Memorial Sloan Kettering has mapped out a structured methodology to define appropriate use criteria (AUC) for advanced imaging exams tailored to our patient population.
Define the Specific Needs of Cancer Patients
We start by looking at a wide range of reasons to use a particular test, known as clinical conditions; patients’ specific diseases; and the related signs and symptoms patients experience. Treatment requirements for oncology patients are very different from those for other patients.
We have created multidisciplinary teams called Imaging Disease Management Teams (IDMTs) that bring together medical experts from across MSK, including radiologists, medical oncologists, and surgeons, to discuss the unique clinical scenarios they observe in our patient population.
The concept of multidisciplinary Disease Management Teams (DMTs) was introduced at MSK more than 20 years ago. DMTs function as the heart of team-based decision-making and innovative research. Specialists from a wide range of disciplines meet regularly to discuss individual patient treatment strategies. The IDMTs are an extension of this well-established model, with a specific focus on advanced imaging.
Review Existing Scientific Evidence
The Evidence-based Cancer Imaging Program (ECIP) has implemented a structured evidentiary review methodology to create, modify, or endorse AUC for the ordering of advanced diagnostic imaging exams. IDMTs are focused on subspecialized clinical domains based on clinical practice needs, evidentiary gaps, and Priority Clinical Areas (PCAs). We will endorse existing AUC where we determine the quality of evidence provided is consistent with our standards of care, clinically relevant, and valid for the cancer patient population. If our experts determine that existing AUC do not adequately meet our requirements, we will then develop or modify AUC that are more appropriately aligned to our patients’ needs.
The MSK Medical Library is integral to the IDMT process. Working in partnership with the Harvard Library of Evidence, existing medical literature is surveyed to identify what best practices may already exist for medical imaging in these or similar scenarios so that our patients benefit from the collective knowledge of other academic institutions and medical societies.
With that information in hand, the IDMTs apply their in-depth knowledge to determine whether these imaging standards are appropriate for oncology patients.
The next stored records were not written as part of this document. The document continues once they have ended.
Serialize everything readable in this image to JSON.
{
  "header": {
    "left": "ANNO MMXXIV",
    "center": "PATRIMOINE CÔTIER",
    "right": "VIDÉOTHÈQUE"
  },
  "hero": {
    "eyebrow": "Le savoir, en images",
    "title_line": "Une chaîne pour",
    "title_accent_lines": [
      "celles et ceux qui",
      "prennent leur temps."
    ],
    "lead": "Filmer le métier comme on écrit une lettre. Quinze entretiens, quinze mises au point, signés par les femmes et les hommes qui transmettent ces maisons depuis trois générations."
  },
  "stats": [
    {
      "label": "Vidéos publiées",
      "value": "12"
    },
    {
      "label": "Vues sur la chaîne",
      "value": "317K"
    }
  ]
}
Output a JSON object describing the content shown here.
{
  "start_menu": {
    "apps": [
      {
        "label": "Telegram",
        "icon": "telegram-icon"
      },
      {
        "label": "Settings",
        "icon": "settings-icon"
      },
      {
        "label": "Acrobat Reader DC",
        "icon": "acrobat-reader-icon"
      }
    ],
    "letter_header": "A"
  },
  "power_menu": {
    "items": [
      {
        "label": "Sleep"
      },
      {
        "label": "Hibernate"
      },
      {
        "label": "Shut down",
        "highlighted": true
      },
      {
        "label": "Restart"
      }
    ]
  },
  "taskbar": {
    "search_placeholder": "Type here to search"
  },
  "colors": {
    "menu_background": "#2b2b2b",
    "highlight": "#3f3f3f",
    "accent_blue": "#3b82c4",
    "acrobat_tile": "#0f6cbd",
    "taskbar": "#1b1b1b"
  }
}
This process is iterative and highly collaborative; our teams work with the MSK Medical Library and biostatisticians to analyze the available data. Grading of evidence is performed independently by two research informationists using the Oxford Centre for Evidence-Based Medicine grading system. IDMT members review and discuss the results of the evidentiary review and then finalize the AUC.
Ensure Our Unique Patient Needs are Met
The advances in science and research associated with identifying optimal cancer care are never-ending. As a result, we are always striving to identify the best solutions. We are continually establishing new IDMTs, monitoring the evidence published in medical literature, and learning from our own internal observations. Our Clinical Council for Cancer Imaging (CCCI) serves as our overall steering committee and governing body to ensure this process stays on point. In the same way that we look to leverage the expertise of others where it exists, MSK also openly shares our knowledge to ensure the best care for oncology patients everywhere.